Health Net's Data Breach Highlights Need for Privacy Officer with Clear Job Description

Co-Author:  Joseph J. Lazzarotti, Esq.

Health Net Inc., one of the nation’s largest publicly traded managed health care companies, recently notified authorities and informed affected persons, with a statement on its website, that the unencrypted personal information of 1.5 million current and former members, stored on a portable disk drive, is missing from the company's Connecticut office. The company is now working to send written notices to affected individuals in four states—Arizona, New York, New Jersey and Connecticut.

Coordinating a data breach response, responding to the questions and complaints of affected persons, and negotiating with vendors to provide monitoring services are time-consuming, tedious tasks that require a strong sense of an organization’s public image, good judgment and excellent communication skills. Having the right person to drive this effort internally is critical. 

Additionally, companies that experience data breaches increasingly are becoming subject to federal and state agency inquiries. In this case, at least two states have announced investigations. Connecticut Attorney General Richard Blumenthal said his office will investigate the loss of the portable disk drive that he believed held the unencrypted health, personal, and financial information of some 450,000 Connecticut residents. Blumenthal also vowed to probe a six-month lag in notifying affected individuals of the breach. In a letter dated November 19, 2009, Arizona Attorney General Terry Goddard’s office requested information about the breach from Health Net, also noting the time between the breach and when affected persons were notified. It is critical that an organization’s Privacy Officer be prepared to respond to these inquiries, with the assistance of internal or external counsel when appropriate.

A breach of personal information, particularly one of this size, reminds us of the need for companies to take steps to implement policies and practices that safeguard sensitive personal and company confidential information. The first step is to appoint a person to spearhead a data breach response– typically the Chief Privacy or Information Officer. Among the duties and responsibilities of a Privacy Officer is being the company’s first line of defense when responding to a data breach, including directing the investigation of the breach, coordinating the notification process, addressing the concerns of affected persons and responding to government agency inquiries. For a sample Privacy Officer job description, click here.  

Electronic Health Records: The Work to Build a Health Information Technology Infrastructure Begins

Co-Author:  V. John Ella, Esq.

In a key step toward developing a proposed U.S. health information technology (HIT) infrastructure, the Centers for Medicare & Medicaid Services has announced that Iowa’s Medicaid program is the first to receive federal matching funds for planning activities necessary to implement the electronic health record (EHR) incentive program established by the American Recovery and Reinvestment Act of 2009 (ARRA). 

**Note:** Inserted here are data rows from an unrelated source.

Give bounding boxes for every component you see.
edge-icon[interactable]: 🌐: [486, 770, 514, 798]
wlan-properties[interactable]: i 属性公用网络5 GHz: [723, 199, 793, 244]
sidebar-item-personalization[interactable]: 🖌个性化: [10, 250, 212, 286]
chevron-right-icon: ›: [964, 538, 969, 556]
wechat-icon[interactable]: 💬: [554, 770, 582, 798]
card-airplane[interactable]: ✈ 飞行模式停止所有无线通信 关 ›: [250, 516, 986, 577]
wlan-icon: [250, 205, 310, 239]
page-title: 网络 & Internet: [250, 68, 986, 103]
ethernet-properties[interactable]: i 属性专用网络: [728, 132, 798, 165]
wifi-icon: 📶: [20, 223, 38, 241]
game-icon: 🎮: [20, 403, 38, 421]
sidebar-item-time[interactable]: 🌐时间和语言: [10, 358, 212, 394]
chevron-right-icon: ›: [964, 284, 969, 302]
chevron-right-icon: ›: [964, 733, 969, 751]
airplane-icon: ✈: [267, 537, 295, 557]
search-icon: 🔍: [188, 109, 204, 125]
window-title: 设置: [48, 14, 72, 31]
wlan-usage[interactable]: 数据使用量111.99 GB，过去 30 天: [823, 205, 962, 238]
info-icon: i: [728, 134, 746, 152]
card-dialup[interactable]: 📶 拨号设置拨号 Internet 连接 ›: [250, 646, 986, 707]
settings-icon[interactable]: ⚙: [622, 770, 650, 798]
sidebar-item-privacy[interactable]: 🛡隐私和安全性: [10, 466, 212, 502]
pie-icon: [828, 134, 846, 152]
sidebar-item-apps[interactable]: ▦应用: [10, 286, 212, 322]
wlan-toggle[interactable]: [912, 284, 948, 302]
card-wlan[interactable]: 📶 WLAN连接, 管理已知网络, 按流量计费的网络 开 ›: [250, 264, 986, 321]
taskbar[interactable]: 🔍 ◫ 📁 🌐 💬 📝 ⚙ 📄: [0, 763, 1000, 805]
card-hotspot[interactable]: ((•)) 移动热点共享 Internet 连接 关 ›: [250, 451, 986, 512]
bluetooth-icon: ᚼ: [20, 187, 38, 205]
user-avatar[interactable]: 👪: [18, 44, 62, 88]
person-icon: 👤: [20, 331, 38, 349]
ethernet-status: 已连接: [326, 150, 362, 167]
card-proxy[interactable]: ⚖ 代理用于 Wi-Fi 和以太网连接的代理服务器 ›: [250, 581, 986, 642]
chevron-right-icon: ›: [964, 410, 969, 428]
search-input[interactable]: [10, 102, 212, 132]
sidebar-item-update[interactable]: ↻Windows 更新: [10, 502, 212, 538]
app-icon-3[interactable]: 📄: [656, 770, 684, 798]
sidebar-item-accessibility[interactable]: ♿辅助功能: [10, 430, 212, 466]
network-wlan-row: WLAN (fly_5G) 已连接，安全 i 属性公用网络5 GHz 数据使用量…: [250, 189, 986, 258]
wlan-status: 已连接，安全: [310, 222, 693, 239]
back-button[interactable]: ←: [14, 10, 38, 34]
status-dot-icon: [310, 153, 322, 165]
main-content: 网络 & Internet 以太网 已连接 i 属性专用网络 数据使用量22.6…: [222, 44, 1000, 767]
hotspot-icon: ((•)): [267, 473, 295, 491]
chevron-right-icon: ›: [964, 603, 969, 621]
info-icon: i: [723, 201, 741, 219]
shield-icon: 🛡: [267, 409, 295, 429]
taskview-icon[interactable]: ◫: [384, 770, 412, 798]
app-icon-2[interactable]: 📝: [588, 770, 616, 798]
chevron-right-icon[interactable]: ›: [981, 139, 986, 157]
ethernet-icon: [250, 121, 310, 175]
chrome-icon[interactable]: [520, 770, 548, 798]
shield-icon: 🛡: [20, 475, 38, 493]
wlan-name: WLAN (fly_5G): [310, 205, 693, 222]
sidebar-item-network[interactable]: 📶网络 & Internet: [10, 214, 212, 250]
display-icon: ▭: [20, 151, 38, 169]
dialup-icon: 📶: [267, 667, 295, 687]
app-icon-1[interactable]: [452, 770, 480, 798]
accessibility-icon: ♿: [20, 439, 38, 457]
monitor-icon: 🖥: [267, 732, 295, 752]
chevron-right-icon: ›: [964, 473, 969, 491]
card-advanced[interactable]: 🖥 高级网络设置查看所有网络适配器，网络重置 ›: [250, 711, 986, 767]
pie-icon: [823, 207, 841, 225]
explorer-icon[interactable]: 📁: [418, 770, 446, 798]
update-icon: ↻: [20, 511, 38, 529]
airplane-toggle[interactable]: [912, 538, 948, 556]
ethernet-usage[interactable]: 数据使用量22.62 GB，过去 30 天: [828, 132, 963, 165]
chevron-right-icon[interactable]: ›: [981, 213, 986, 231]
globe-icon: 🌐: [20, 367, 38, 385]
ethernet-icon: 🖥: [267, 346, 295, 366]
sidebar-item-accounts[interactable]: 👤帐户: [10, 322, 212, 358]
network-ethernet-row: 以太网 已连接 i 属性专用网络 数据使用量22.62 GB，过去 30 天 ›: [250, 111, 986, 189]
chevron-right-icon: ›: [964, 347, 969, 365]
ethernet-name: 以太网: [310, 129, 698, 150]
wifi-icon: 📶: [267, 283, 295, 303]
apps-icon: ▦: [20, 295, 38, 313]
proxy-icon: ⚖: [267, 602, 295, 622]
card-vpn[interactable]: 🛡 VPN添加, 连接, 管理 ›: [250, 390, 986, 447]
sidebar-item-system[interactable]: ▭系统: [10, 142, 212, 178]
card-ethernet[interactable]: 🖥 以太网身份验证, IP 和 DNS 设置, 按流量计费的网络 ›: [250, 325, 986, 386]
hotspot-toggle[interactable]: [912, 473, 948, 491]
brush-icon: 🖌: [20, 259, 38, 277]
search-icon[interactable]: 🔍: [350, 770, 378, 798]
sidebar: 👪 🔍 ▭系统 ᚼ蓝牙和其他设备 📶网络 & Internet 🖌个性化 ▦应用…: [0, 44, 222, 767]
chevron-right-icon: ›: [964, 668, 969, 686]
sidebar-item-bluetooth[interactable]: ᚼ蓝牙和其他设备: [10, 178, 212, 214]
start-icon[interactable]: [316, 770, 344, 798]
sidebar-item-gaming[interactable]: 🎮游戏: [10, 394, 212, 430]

ARRA was signed into law by President Obama on February 17, 2009. Among its various parts, ARRA includes provisions for the improvement of our nation’s health care through health information technology (also known as Health IT or HIT), Medicare and Medicaid Health IT provisions which provide incentives and support for the adoption of certified electronic health records (EHRs); and provisions to expand, enforce, and enhance the privacy and security safeguards required by HIPAA. The proposed goal of a switch to EHRs is to improve the quality of health care for individuals, make care more efficient by making it easier for providers treating a patient to coordinate care, and make it easier for individual patients to access the information they need to make decisions about their own health care. Responsibility for implementing this program falls to the National Coordinator for Health Information Technology, a position currently filled by Dr. David Blumenthal at the Department of Health and Human Services (“HHS”). In furtherance of this goal, Mr. Blumenthal recently announced $80 million in grants to develop a HIT workforce. Additionally, the HHS has created a helpful website on the topic of health information technology with links to resources on privacy issues.

In discussing the approximately $1.16 million in federal matching funds Iowa will receive, Cindy Mann, director of the Center for Medicaid and State Operations at CMS said, “While Iowa is the first state to receive approval of its plan for implementing the Recovery Act’s EHR incentive program, a number of other states have submitted plans as well, meaningful and interoperable use of EHRs in Medicaid will increase health care efficiency, reduce medical errors and improve quality-outcomes and patient satisfaction within and across the states.”   As the first state to receive federal funding, Iowa will use the funds to focus on planning, information gathering, analysis, and assessment with respect HIT and the use of EHR within the state.  

A HIT Infrastructure is likely to raise a range of new issues involving the handling of sensitive personal information. For instance, anytime extensive personal and medical information is placed in electronic form, the chance of a data breach or information misuse rises significantly. This is especially true given the recent growth in the area of medical identity theft. Additionally, as some commentators have reported, physicians, hospitals, and clinics have all expressed concerns regarding the technical feasibility of the system, potential for patient mix-ups, as well as the extensive cost to make the switch to EHR. How such a system would affect employers and group health plan administration remains unclear.  

With such an emphasis on a switch to EHR, and billions of federal dollars fueling the conversion, all businesses, particularly health care providers, need to be consider how they will be affected by the new HIT infrastructure.